Humana’s study is the result of a CMS initiative called the Enhanced Medication Therapy Model. CMS is looking for new, innovative, targeted intervention models to improve medication therapy management in Medicare and Medicaid.

Before starting the model, the agency found evidence suggesting that medication therapy management led to medication adherence, cost savings for providers and patients, reduced adverse drug events, proper evaluation of a medication’s appropriateness and sourcing of therapeutic substitutions, and reductions in unnecessary hospitalizations.

It also is considered a way to build trust between pharmacists and patients to help enforce medication adherence.

To test these theories, CMS announced its Enhanced Medication Therapy Management Model in 2015. The model seeks new, cost-effective solutions to the current CMS Part D program’s approach to medication therapy management.

READ MORE: CMS Finalizes Medicare Advantage, Part D Payment Policies

The Enhanced Medication Therapy Management Model looks at the performance of plan benefit packages of prescription drug plans (PDP) in a Part D. Specifically, the agency will reward PDPs for a two percent or more decrease in Parts A and B medical expenses.

Program participants include Blue Cross and Blue Shield of Florida, Blue Cross and Blue Shield Northern Plans Alliance, CVS Health, Humana Insurance Company, UnitedHealthcare, and Wellcare Prescription Insurance Co.

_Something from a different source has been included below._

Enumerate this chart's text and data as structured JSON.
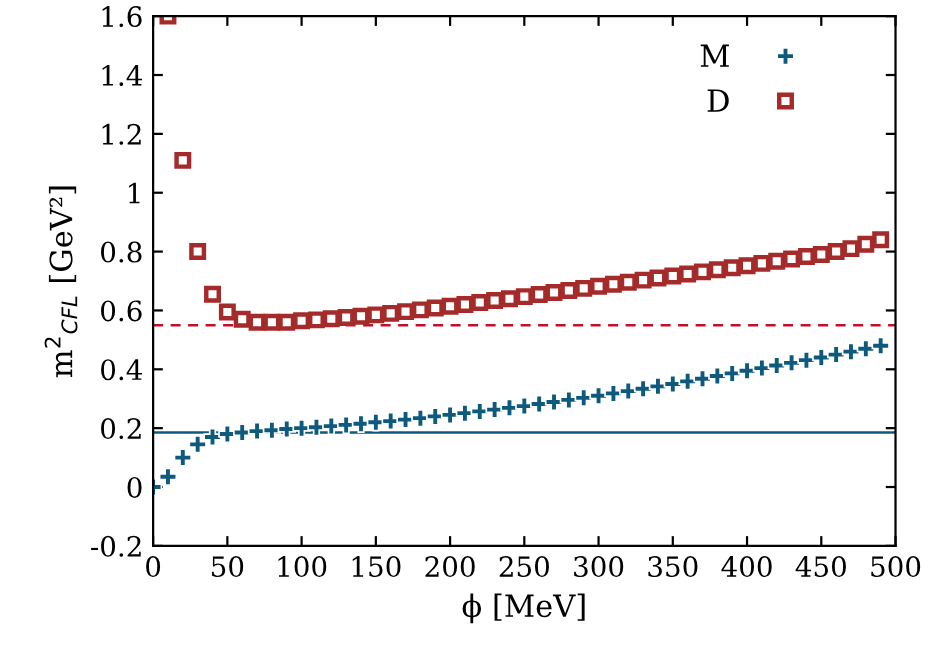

These six sponsors are testing models in 22 plan benefit packages. Together, they span across eleven states and 1.7 million beneficiaries.

In the model’s first year, the sponsors spent about $325 million less than the benchmark.

Exactly 50 percent of plans were eligible for the payment due to a two percent reduction in medical spending.

Of the remaining 11 plans, seven of them diminished their medical spending but not enough to hit the two percent mark. The remaining four plans saw an increase in spending.

The second year’s results were expected to be released in the first half of 2019. However, to date, they have not yet been published.

Until the results are officially released, however, Humana’s study provides hopeful insight into what their models in Arizona, Florida, Louisiana, Virginia, and the Great Plains Region are finding.

“This study’s findings provide support for optimizing medication therapy by focusing on resolution of medication-related problems through TMRs or CMRs in conjunction with TMRs,” Humana stated. “Humana’s Enhanced MTM (eMTM) strategy, a CMS Innovation Center Program where customized and targeted interventions will replace CMRs as a service type for the 2020 plan year, provides opportunities to continue to advance patient-centric clinical pharmacy services, as opposed to pursuing a one-size-fits-all CMR strategy.”